Install optional dependencies
If fine tuning or acceleration is required, install the torch cap (a poem) datasets::

pip install torch datasets

How to use

Bonsai uses Python script calls. Here are the basic steps:

Loading Models and Splitters

Run the following code in Python:

from transformers import AutoTokenizer, AutoModelForCausalLM
tokenizer = AutoTokenizer.from_pretrained("deepgrove/Bonsai", trust_remote_code=True)
model = AutoModelForCausalLM.from_pretrained("deepgrove/Bonsai", trust_remote_code=True)

Generate Text

Enter text and generate results:

text = "中国的首都是哪里？"
inputs = tokenizer(text, return_tensors="pt")
outputs = model.generate(**inputs, max_length=100)
result = tokenizer.decode(outputs[0], skip_special_tokens=True)
print(result)

The output might be "The capital of China is Beijing." .

Adjustment parameters

The generation parameters can be modified, for example:

outputs = model.generate(**inputs, max_length=50, temperature=0.7)

max_length: Set the output length.
temperature: Controls the randomness of the output, the smaller the value the more stable it is.

Featured Function Operation

efficient operation

Bonsai's triple-valued weights let it run well at 16-bit precision. It can be accelerated automatically if a GPU is available:

import torch
print(torch.cuda.is_available())  # 返回 True 表示 GPU 可用

The GPU will boost performance significantly, but the CPU will run just fine.

Performance Evaluation

Bonsai performs well in several benchmarks.

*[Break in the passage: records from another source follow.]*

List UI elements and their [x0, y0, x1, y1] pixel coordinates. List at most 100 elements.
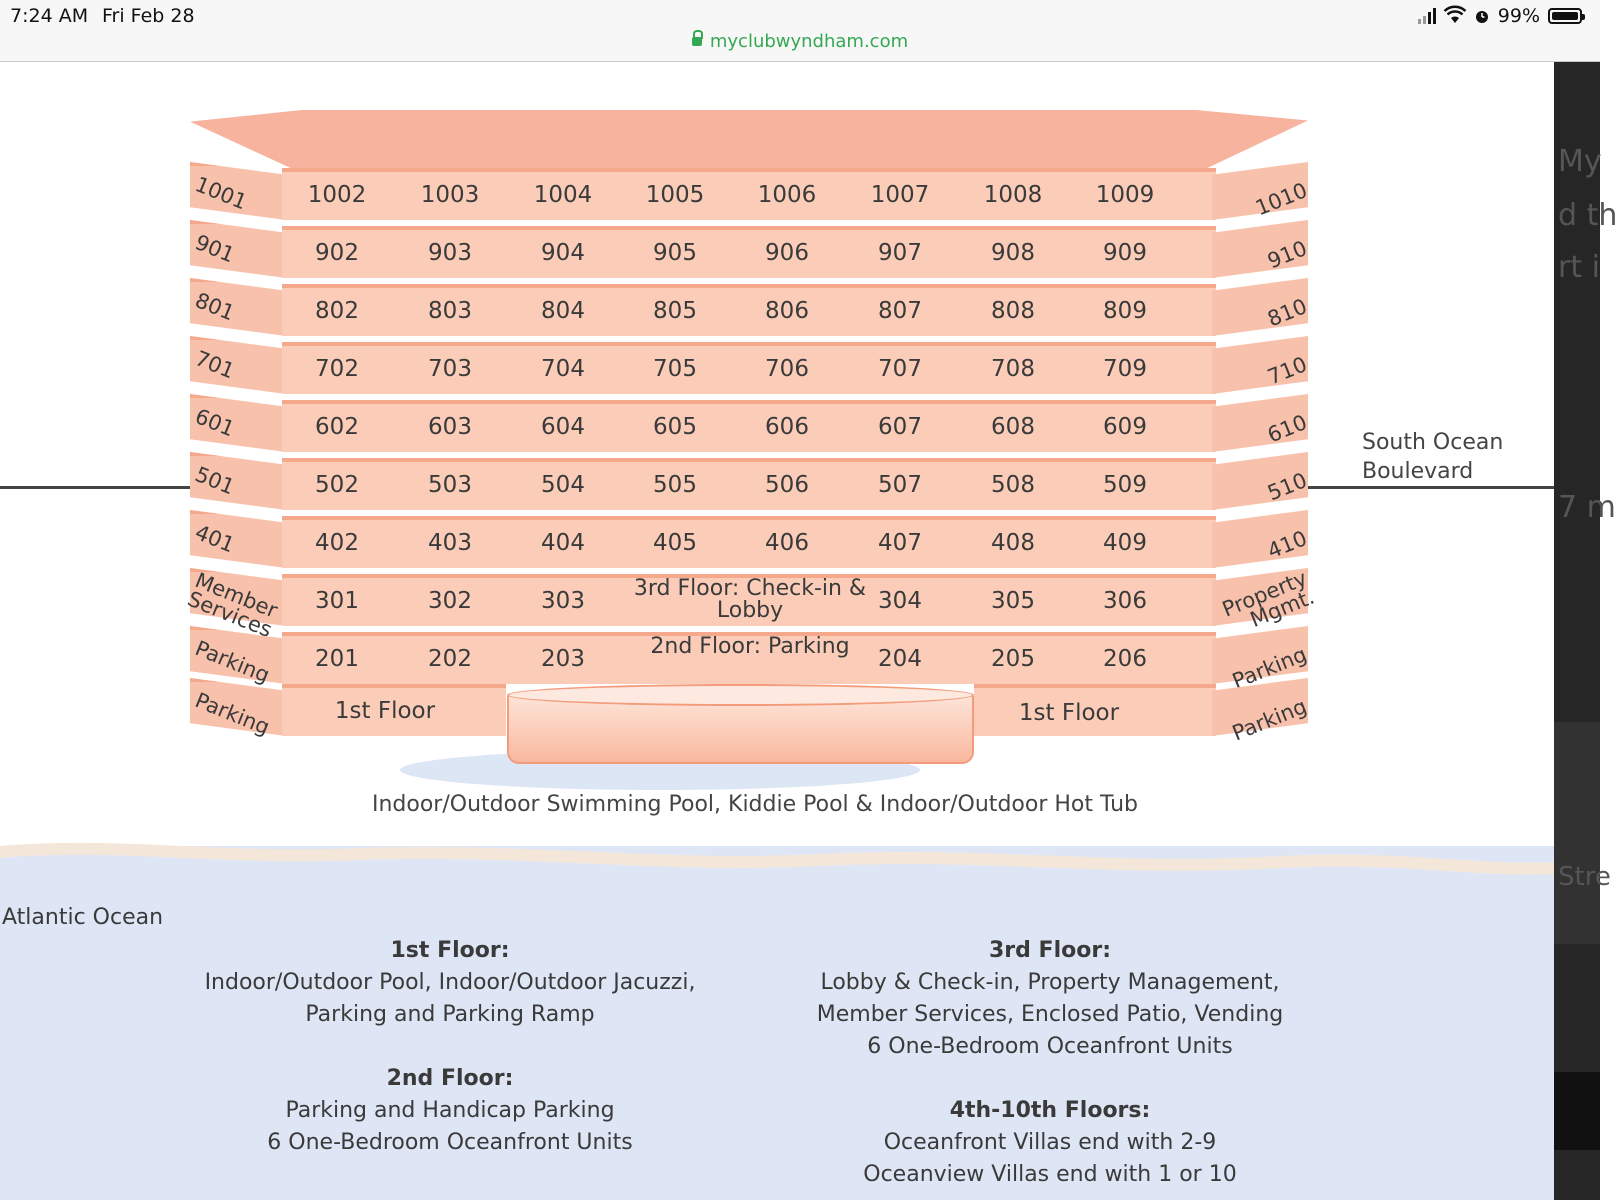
unit-number: 202: [428, 646, 472, 672]
unit-number: 904: [541, 240, 585, 266]
unit-number: 1006: [757, 182, 817, 208]
legend-heading: 1st Floor:: [390, 938, 510, 963]
background-text: 7 m: [1558, 490, 1616, 525]
legend-line: Lobby & Check-in, Property Management,: [820, 970, 1280, 995]
pool-enclosure: [507, 696, 974, 764]
unit-number: 1009: [1095, 182, 1155, 208]
legend-line: Oceanview Villas end with 1 or 10: [863, 1162, 1237, 1187]
unit-number: 709: [1103, 356, 1147, 382]
unit-number: 708: [991, 356, 1035, 382]
unit-number: 405: [653, 530, 697, 556]
background-page-panel: My d th rt i 7 m Stre: [1554, 62, 1617, 1200]
unit-number: 609: [1103, 414, 1147, 440]
unit-number: 1007: [870, 182, 930, 208]
floor-front: [282, 574, 1216, 626]
unit-number: 807: [878, 298, 922, 324]
floor-front: [282, 342, 1216, 394]
floor-front: [282, 632, 1216, 684]
unit-number: 506: [765, 472, 809, 498]
url-bar[interactable]: myclubwyndham.com: [0, 30, 1600, 52]
unit-number: 505: [653, 472, 697, 498]
unit-number: 404: [541, 530, 585, 556]
unit-number: 504: [541, 472, 585, 498]
background-text: Stre: [1558, 862, 1611, 892]
unit-number: 704: [541, 356, 585, 382]
status-bar: 7:24 AM Fri Feb 28 99% myclubwyndham.com: [0, 0, 1600, 62]
unit-number: 707: [878, 356, 922, 382]
shoreline: [0, 842, 1554, 892]
unit-number: 702: [315, 356, 359, 382]
unit-number: 907: [878, 240, 922, 266]
unit-number: 502: [315, 472, 359, 498]
unit-number: 408: [991, 530, 1035, 556]
unit-number: 608: [991, 414, 1035, 440]
legend-line: Indoor/Outdoor Pool, Indoor/Outdoor Jacu…: [204, 970, 696, 995]
unit-number: 905: [653, 240, 697, 266]
unit-number: 1003: [420, 182, 480, 208]
ocean-area: [0, 846, 1554, 1200]
unit-number: 301: [315, 588, 359, 614]
unit-number: 908: [991, 240, 1035, 266]
unit-number: 706: [765, 356, 809, 382]
status-icons: 99%: [1417, 5, 1585, 27]
unit-number: 703: [428, 356, 472, 382]
street-label: South Ocean Boulevard: [1362, 430, 1504, 484]
floor-description: 2nd Floor: Parking: [650, 634, 850, 659]
unit-number: 808: [991, 298, 1035, 324]
legend-line: Member Services, Enclosed Patio, Vending: [816, 1002, 1284, 1027]
unit-number: 304: [878, 588, 922, 614]
background-block: [1554, 1072, 1600, 1150]
unit-number: 306: [1103, 588, 1147, 614]
unit-number: 205: [991, 646, 1035, 672]
pool-enclosure-top: [507, 684, 974, 706]
floor-front: [974, 684, 1216, 736]
building-roof: [190, 110, 1308, 168]
street-line: [1308, 486, 1554, 489]
lock-icon: [691, 30, 703, 46]
unit-number: 1002: [307, 182, 367, 208]
legend-left: 1st Floor: Indoor/Outdoor Pool, Indoor/O…: [170, 935, 730, 1159]
unit-number: 603: [428, 414, 472, 440]
unit-number: 503: [428, 472, 472, 498]
unit-number: 206: [1103, 646, 1147, 672]
floor-front: [282, 516, 1216, 568]
unit-number: 204: [878, 646, 922, 672]
legend-heading: 2nd Floor:: [386, 1066, 514, 1091]
unit-number: 1008: [983, 182, 1043, 208]
unit-number: 1004: [533, 182, 593, 208]
pool-caption: Indoor/Outdoor Swimming Pool, Kiddie Poo…: [371, 792, 1138, 817]
floor-front: [282, 284, 1216, 336]
floor-front: [282, 684, 506, 736]
unit-number: 903: [428, 240, 472, 266]
unit-number: 906: [765, 240, 809, 266]
unit-number: 804: [541, 298, 585, 324]
unit-number: 507: [878, 472, 922, 498]
unit-number: 403: [428, 530, 472, 556]
url-text: myclubwyndham.com: [709, 31, 909, 52]
clock-time: 7:24 AM: [10, 5, 89, 27]
background-text: d th: [1558, 198, 1617, 233]
floor-front: [282, 458, 1216, 510]
ocean-label: Atlantic Ocean: [2, 905, 164, 930]
battery-icon: [1548, 8, 1585, 24]
wifi-icon: [1443, 5, 1467, 23]
unit-number: 607: [878, 414, 922, 440]
unit-number: 406: [765, 530, 809, 556]
unit-number: 508: [991, 472, 1035, 498]
floor-description: 3rd Floor: Check-in & Lobby: [633, 576, 867, 623]
unit-number: 605: [653, 414, 697, 440]
unit-number: 809: [1103, 298, 1147, 324]
unit-number: 606: [765, 414, 809, 440]
floor-front: [282, 168, 1216, 220]
clock-date: Fri Feb 28: [102, 5, 195, 27]
legend-heading: 4th-10th Floors:: [949, 1098, 1151, 1123]
unit-number: 802: [315, 298, 359, 324]
unit-number: 602: [315, 414, 359, 440]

Here are the official figures:

mould	ARC-c	ARC-e	HS.	OBQA	PiQA	Wino.	MMLU	average score
MobiLlama 0.5B	26.62	46.68	51.66	30.00	71.65	54.50	28.61	44.25
Qwen 2 0.5B	28.84	50.29	49.12	33.00	69.26	56.99	31.78	45.61
MobileLLM 600M	29.01	56.65	55.35	34.00	71.65	59.75	31.40	48.13
Qwen 2.5 0.5B	32.25	58.29	52.18	35.40	69.91	56.12	33.40	48.22
Bonsai	33.36	57.95	48.04	34.00	70.24	54.85	30.28	46.96
These tests, which include ARC, OBQA, MMLU, and others, show that Bonsai ranks among the top lightweight models.

fine-tuned model

Bonsai is not fine-tuned for general-purpose generation tasks. If you need to optimize it for a specific use (e.g., quizzing), you can fine-tune it yourself:

Prepare the data: use a text file or datasets Library loading.
Configuration parameters: with TrainingArguments Setting.
Training models:

from transformers import Trainer, TrainingArguments
training_args = TrainingArguments(
output_dir="./bonsai_finetuned",
num_train_epochs=3,
per_device_train_batch_size=4
)
trainer = Trainer(model=model, args=training_args, train_dataset=your_dataset)
trainer.train()

For more details see Huggingface DocumentationThe

caveat

Precision Limits: Currently only 16-bit precision operation is supported, and the team is developing mixed precision support.
Uncommanded tuning: The default model is not suitable for direct use in complex command tasks and needs to be fine-tuned.
hardware requirement: Normal CPUs can run it, GPUs are not required but recommended.

application scenario

Educational aids
Bonsai can answer basic knowledge questions such as "What is the capital of France?". . The answers are generated quickly after typing and are suitable for learning.
Edge Device Applications
The model is lightweight and suitable for deployment to mobile or embedded devices for localized language processing.
Modeling Studies
Researchers can use it to test the potential of three-value weighting techniques and explore efficient AI model design.

QA

What are Bonsai's core strengths?
It uses three-valued weighting technique to achieve lightweight and high efficiency, with less training data but strong performance, suitable for resource-constrained scenarios.
Need a GPU?
The CPU is not required to run it, but the GPU will speed it up.
Can it be used directly for dialog?
The default model does not command tuning and it is recommended to fine-tune it before using it for a specific task.